Anita Hrast is founder of IRDO, a Slovenian social responsibility organisation using research, training, consulting, connecting and promotion, collaborating with experts, foundations, organisations, governments and companies.

Project web page:

The Miha Artnak


The artist who started polluting as a sign of protest has succeeded in encouraging thousands of others to do the same, and so far has no regrets about the consequences of his actions.

The Miha Artnak is a Ljubljana-based artist, activist, and entrepreneur, active since the 2000s. His satirical paintings, environmental installations, and subversive performances make him one of the most talked-about artists of the last decade.

Enrico Bonadio & Siri-Helen Egeland

Street Art, Graffiti and NFTs

There are numerous examples of street and graffiti artists using NFTs to monetize their physical art in the digital sphere. One reason for this might be the potential for a sustainable income and another that this is a a means of preserving the art in a different format. Yet another reason for the attraction between these artforms and NFTs might be that the digital medium combined with the cultural aspects surrounding the NFT scene, such as the sense of community connected to the art and tokens, also allows for street culture to be transferred with the street and graffiti art. One may think that in addition to this, Web3 and NFTs allow for a more democratic and direct link between artists who place their pieces in the street and their audiences. In this talk we will examine these background issues, and analyse the ideas and opinions of a number of street artists, graffiti writers and curators about the tokenisation of street art murals and exploitation via copyright. We will also combine legal analysis with artists’ real-life experiences to discover fresh insights into the complexity of a rapidly evolving market for street art and graffiti. The talk is based on a chapter that is currently being written and will be published as part of a book examining NFTs and copyright from different perspectives.

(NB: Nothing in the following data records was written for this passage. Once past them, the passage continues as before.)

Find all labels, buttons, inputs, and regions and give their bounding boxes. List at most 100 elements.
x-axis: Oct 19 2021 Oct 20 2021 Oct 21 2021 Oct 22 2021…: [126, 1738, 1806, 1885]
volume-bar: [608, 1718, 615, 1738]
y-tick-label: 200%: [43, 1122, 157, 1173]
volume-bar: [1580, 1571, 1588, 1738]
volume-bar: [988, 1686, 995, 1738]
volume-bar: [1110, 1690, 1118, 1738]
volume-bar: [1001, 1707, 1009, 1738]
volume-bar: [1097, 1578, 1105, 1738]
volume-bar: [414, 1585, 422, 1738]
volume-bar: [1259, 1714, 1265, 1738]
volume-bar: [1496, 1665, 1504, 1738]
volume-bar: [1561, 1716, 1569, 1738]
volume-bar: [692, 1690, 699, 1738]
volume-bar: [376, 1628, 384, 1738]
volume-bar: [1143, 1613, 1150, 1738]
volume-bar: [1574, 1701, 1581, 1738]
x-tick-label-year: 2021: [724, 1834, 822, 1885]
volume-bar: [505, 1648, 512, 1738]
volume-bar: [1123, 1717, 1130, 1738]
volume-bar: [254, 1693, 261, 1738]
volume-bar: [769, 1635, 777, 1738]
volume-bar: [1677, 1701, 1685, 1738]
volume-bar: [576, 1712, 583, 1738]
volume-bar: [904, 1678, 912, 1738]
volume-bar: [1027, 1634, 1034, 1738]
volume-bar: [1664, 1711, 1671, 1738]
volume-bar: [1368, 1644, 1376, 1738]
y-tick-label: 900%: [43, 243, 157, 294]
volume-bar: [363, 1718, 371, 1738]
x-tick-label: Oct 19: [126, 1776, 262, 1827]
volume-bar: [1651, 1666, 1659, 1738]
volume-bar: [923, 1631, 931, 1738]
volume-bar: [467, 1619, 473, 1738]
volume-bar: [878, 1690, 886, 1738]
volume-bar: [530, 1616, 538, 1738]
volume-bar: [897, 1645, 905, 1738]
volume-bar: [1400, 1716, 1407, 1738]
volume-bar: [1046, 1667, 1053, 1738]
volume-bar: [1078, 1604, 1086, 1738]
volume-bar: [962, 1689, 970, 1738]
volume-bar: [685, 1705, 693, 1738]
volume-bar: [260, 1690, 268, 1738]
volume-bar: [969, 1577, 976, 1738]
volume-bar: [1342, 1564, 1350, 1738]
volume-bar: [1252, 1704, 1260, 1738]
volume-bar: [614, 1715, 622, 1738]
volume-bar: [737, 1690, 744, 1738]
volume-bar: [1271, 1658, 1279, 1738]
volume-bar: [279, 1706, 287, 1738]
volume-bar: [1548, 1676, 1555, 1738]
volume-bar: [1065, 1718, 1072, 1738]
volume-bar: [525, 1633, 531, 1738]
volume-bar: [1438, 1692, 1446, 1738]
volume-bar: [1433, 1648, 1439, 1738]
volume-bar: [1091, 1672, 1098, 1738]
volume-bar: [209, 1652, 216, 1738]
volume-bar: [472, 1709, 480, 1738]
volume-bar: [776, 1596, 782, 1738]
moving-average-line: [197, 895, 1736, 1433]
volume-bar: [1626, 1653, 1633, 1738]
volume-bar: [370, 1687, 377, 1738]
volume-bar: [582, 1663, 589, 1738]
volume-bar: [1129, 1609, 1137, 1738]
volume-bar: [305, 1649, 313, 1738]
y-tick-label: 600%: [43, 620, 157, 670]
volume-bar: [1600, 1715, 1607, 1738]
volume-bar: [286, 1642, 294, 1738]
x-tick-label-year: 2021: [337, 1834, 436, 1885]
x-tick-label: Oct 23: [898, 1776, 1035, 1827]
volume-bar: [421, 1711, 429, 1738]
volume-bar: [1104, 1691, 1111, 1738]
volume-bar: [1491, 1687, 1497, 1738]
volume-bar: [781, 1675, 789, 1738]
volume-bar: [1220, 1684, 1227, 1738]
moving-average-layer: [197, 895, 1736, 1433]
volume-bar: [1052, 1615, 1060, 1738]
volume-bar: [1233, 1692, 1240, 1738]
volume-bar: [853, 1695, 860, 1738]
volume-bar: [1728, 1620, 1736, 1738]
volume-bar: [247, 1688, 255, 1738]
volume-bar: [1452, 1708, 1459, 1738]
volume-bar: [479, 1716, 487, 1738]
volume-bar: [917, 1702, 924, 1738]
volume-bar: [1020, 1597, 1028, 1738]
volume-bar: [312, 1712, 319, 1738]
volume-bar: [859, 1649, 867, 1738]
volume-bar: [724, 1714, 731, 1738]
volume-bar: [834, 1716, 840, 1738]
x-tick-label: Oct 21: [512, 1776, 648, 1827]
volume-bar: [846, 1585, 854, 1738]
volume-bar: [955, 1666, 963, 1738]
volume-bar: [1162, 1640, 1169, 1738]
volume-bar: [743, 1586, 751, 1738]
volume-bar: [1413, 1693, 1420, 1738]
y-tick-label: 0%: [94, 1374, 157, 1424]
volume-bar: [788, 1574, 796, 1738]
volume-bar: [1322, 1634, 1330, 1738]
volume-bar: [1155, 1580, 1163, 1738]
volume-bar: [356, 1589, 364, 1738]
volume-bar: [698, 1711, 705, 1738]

Enrico Bonadio, Reader at City, University of London. He teaches, lectures and advises in the field of intellectual property (IP) law. His current research focuses on copyright protection of non-conventional forms of creativity, amongst other areas. He has attracted funds from a variety of institutions, and has recently written a monograph, “Copyright in the Street. An Oral History of Creative Processes in Street Art and Graffiti Subcultures” (Cambridge University Press 2023) and edited books such as the “Cambridge Handbook of Copyright in Street Art and Graffiti” (Cambridge University Press 2019).

Siri-Helen Egeland, PhD-candidate and assistant professor at The University of Agder, Norway. She teaches business- and IP-law and is working on a PhD with the title: “Issues on Copyright and Moral Rights in the intersections between visual art, artificial intelligence, and augmented reality. A comparison between the current legal regulations in the EU, the UK, and the USA”. This project is partly funded by Kunstsilo and Sørlandet Knowledge Foundation (SKF).